High-resolution laboratory measurements provide additional details on the chemistry of the downhole fluid samples also relevant for basin modeling. Such techniques include high field 13C and 1H nuclear magnetic resonance, high resolution mass spectroscopy, two-dimensional gas chromatography (GC×GC), sulfur X-ray absorption near edge structure (XANES) and carbon X-ray Raman spectroscopy. The results obtained with these techniques may be combined with the downhole fluid analyses for probing further on the nature of the fluids, comparing samples (compositional variations), identifying sample source, identifying post-migration processes like water washing and biodegradation, and analyzing the heavy fraction of crude oil, which bears the most chemical resemblance with the kerogen that produced the present-day hydrocarbon. Prior to these laboratory analyses, downhole fluid samples should be subject to a chain of custody procedure, consisting of reconditioning the sample to the same conditions of pressure and temperature prevailing during the acquisition of the sample in the downhole, analysis of a subset of the fluid sample using the same techniques employed in the downhole environment, and comparison of the laboratory and downhole results to determine the quality of the sample, i.e. preservation of the chemical composition.

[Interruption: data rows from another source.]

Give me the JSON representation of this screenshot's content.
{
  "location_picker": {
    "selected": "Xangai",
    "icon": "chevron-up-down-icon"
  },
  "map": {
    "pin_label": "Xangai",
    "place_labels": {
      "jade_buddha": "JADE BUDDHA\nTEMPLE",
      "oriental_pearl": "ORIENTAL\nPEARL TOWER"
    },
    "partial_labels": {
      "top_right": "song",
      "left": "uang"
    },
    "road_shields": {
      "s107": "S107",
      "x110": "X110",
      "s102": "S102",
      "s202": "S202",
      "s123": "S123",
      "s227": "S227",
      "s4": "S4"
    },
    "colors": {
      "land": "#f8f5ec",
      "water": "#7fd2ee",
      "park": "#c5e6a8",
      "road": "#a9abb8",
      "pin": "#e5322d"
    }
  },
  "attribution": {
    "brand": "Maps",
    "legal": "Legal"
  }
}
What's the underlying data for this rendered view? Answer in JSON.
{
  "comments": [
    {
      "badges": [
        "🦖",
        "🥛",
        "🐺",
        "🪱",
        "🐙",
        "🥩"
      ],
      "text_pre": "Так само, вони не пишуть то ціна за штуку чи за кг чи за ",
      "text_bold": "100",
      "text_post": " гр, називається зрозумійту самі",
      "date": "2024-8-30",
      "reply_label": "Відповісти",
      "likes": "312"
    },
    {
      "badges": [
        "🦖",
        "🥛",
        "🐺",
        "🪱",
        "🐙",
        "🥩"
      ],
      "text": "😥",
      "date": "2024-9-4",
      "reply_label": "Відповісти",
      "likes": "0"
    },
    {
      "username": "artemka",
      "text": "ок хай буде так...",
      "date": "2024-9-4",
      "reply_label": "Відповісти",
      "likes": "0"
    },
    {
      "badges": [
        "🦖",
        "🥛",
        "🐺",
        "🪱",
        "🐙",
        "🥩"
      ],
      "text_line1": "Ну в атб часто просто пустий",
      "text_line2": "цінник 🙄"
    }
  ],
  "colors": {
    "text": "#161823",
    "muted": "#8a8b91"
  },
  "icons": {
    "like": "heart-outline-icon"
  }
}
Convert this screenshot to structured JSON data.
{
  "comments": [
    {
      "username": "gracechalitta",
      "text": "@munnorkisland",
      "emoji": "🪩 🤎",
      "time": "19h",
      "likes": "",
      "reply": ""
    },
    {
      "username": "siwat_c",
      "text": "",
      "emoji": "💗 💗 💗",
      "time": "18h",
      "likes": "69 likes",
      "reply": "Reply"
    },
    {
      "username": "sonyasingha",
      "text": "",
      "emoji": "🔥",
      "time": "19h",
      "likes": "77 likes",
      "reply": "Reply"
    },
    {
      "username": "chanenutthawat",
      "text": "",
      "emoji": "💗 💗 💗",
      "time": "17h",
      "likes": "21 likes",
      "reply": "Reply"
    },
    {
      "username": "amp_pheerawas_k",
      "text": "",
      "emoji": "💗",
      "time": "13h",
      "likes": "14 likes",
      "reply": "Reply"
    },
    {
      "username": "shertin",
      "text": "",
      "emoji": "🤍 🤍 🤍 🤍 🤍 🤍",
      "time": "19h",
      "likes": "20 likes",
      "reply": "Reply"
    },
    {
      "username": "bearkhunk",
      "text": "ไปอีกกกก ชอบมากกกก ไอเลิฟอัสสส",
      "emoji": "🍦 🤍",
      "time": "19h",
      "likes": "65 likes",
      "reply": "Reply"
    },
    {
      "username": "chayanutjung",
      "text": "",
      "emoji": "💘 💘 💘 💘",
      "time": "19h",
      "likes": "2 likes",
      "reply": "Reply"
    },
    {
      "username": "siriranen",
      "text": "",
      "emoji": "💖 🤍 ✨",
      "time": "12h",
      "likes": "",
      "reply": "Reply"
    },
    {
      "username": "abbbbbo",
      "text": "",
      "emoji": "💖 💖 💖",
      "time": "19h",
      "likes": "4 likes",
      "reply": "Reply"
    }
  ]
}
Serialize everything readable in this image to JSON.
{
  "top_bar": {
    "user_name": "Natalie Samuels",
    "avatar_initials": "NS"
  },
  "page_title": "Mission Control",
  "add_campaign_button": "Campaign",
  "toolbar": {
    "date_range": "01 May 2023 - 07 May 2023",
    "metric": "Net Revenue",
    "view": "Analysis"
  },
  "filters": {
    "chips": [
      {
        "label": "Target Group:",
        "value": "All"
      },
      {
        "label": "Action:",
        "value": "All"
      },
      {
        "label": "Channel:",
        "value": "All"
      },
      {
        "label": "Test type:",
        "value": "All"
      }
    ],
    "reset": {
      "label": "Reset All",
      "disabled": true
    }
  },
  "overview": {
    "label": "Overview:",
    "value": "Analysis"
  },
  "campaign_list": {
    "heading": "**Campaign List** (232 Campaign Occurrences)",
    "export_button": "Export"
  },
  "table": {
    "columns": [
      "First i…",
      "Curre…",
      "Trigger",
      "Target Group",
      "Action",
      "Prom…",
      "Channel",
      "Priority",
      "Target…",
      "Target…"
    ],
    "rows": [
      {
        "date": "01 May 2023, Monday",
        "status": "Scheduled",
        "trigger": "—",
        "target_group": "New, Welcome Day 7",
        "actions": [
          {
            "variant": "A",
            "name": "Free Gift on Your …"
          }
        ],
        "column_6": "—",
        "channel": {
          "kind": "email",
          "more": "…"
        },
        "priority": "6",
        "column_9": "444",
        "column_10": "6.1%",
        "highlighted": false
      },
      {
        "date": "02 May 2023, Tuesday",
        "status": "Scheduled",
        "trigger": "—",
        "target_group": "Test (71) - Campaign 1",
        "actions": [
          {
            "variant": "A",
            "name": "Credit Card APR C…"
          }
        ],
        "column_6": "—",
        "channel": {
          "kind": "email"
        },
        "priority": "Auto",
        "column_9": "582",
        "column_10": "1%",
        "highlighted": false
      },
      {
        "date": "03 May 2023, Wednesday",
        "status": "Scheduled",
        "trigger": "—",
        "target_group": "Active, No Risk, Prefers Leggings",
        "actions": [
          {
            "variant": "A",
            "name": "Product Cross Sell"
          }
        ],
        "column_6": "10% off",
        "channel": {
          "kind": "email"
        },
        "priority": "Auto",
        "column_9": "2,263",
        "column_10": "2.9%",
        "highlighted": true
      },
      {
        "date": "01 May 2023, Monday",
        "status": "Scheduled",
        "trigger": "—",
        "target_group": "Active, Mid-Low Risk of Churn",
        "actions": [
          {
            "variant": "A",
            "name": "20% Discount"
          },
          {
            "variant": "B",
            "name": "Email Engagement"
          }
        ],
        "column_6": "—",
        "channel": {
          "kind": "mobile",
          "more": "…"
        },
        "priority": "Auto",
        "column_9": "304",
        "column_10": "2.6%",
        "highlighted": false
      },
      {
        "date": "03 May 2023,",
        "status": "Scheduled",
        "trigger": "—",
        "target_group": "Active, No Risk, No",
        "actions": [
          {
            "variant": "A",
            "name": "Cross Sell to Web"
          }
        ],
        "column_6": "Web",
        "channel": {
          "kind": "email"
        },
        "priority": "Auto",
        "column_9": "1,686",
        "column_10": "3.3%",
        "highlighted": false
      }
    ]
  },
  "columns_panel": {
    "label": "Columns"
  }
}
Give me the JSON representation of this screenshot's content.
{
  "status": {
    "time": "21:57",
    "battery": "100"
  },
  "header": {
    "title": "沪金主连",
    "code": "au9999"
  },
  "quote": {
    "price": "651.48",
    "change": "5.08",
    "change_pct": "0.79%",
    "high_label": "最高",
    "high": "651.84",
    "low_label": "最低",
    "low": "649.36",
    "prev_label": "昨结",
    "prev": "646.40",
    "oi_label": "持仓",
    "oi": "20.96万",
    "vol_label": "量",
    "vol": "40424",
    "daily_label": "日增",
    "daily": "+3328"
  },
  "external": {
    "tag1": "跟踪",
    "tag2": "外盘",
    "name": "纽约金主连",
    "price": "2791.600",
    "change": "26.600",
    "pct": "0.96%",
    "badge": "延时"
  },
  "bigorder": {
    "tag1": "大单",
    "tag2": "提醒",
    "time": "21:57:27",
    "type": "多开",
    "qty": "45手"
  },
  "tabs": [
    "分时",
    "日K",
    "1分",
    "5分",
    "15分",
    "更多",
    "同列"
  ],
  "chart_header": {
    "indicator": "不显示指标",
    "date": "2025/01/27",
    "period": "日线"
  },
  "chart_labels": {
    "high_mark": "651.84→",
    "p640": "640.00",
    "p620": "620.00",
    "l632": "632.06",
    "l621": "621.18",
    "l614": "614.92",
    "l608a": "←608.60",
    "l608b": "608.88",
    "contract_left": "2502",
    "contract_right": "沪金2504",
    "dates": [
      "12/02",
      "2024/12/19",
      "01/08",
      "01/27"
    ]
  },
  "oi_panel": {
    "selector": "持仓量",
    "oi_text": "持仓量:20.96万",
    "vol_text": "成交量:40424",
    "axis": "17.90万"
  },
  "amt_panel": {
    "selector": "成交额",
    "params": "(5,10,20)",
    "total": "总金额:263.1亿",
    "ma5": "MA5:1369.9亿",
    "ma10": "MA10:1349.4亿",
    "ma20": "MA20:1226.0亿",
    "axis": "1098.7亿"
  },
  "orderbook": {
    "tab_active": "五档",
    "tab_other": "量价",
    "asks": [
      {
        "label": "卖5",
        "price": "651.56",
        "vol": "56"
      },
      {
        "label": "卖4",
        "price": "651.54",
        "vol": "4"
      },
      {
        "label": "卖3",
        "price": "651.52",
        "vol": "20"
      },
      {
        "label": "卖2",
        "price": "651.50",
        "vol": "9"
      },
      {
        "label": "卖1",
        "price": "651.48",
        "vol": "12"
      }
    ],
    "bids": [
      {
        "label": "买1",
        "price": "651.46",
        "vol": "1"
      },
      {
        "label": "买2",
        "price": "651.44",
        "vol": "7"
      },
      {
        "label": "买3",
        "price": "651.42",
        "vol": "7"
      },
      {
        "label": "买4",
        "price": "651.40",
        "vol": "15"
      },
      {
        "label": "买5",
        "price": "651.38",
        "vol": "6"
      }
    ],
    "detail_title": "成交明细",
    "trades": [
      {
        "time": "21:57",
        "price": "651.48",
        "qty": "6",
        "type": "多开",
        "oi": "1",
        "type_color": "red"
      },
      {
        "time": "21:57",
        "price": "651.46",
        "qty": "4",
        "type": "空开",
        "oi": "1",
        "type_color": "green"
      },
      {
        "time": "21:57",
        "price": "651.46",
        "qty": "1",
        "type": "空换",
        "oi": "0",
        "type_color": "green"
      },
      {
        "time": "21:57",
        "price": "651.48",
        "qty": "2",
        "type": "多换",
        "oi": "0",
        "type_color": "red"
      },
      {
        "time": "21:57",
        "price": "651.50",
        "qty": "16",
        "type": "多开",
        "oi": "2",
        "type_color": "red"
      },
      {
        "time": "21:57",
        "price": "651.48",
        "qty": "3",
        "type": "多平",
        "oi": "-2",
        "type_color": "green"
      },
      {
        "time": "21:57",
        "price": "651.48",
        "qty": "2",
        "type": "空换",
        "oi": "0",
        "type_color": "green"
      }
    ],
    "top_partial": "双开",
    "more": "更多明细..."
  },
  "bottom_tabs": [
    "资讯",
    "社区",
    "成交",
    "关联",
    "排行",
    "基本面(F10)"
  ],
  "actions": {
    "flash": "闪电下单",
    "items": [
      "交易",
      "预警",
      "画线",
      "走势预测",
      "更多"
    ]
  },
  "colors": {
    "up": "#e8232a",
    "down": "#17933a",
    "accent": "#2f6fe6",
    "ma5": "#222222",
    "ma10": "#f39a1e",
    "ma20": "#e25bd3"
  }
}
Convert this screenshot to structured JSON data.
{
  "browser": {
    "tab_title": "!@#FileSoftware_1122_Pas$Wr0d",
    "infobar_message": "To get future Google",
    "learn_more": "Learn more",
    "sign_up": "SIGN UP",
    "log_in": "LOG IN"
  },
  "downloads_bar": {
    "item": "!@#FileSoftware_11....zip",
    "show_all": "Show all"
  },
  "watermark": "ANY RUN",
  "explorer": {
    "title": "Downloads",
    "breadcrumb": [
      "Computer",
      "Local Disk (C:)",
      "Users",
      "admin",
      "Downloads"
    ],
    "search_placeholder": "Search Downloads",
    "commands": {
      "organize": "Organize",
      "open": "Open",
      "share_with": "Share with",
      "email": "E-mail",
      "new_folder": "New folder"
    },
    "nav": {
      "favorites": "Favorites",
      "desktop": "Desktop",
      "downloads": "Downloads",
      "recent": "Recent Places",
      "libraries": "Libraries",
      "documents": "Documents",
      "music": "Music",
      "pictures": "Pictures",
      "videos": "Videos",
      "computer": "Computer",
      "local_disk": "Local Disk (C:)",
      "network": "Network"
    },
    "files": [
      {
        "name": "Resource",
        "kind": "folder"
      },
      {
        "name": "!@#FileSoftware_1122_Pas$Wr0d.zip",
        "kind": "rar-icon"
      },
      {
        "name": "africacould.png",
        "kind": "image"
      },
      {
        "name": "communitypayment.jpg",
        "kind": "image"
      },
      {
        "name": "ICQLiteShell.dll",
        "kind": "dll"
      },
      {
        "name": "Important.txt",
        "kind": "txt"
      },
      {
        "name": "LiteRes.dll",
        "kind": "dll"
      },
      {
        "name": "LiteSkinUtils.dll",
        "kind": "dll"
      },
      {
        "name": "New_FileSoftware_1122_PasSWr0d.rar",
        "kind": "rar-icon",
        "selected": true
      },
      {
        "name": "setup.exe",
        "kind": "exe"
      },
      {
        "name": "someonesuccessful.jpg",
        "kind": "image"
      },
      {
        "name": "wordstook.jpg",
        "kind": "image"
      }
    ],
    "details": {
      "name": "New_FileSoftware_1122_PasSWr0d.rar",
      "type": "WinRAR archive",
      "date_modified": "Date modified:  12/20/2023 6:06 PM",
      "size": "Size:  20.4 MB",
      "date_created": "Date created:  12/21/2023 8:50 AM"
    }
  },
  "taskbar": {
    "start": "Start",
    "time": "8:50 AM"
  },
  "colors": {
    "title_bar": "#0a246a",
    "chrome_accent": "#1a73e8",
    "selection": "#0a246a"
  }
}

Downhole fluid analyses (DFA) as fluids are withdrawn from a reservoir using VIS-NIR spectroscopy, NMR, gas chromatography and other sensors, in situ fluid analyses with NMR, and pressure and temperature gradient measurements can provide the following information: (a) fluid composition, compound classes (saturates, aromatics, resins, asphaltenes, paraffins, naphtenes), density, viscosity, (b) fluid composition and pressure variations between stratigraphic units. This provides information on the level of compartmentalization of the accumulation; (c) fluid composition variations within the same layer. Fluid composition variations could be observed within the same layer in thick intervals and when drilling along a reservoir (geo-steered wells). Special chemical analysis in the laboratory can provide more detailed information on the nature of the hydrocarbons: (a) principal chemical classes present in the sample; (b) gas isotopes (c) presence of heavy metals, etc. Analysis of the chemistry of larger molecules (the heavy fraction of crude oil) can provide information concerning: (a) similarity between fluids analyzed at different spatial locations; (b) chemical composition of the precursor material (kerogen)
All the foregoing provide information on the level of mixing of hydrocarbon species within an accumulation, on the possible origin of the hydrocarbons, on the level of hydrocarbon maturation, and whether the hydrocarbon has been subject to biodegradation or water washing, all of which are important components of basin modeling.
Fluid analysis in the reservoir and laboratory analyses have been used in reservoir exploration/appraisal to help determine the reservoir structure. Fluid pressure data are used to assess the areal and vertical continuity of specific reservoir units. A fluid model that uses the fluid features observed as input can be combined with the geological model of the reservoir. Since field appraisal and development can occur at a faster pace than exploration, it is desirable to be able to predict fluid properties at the locations of wellbores expected to be drilled to facilitate real time analysis and continuous update of the geological model.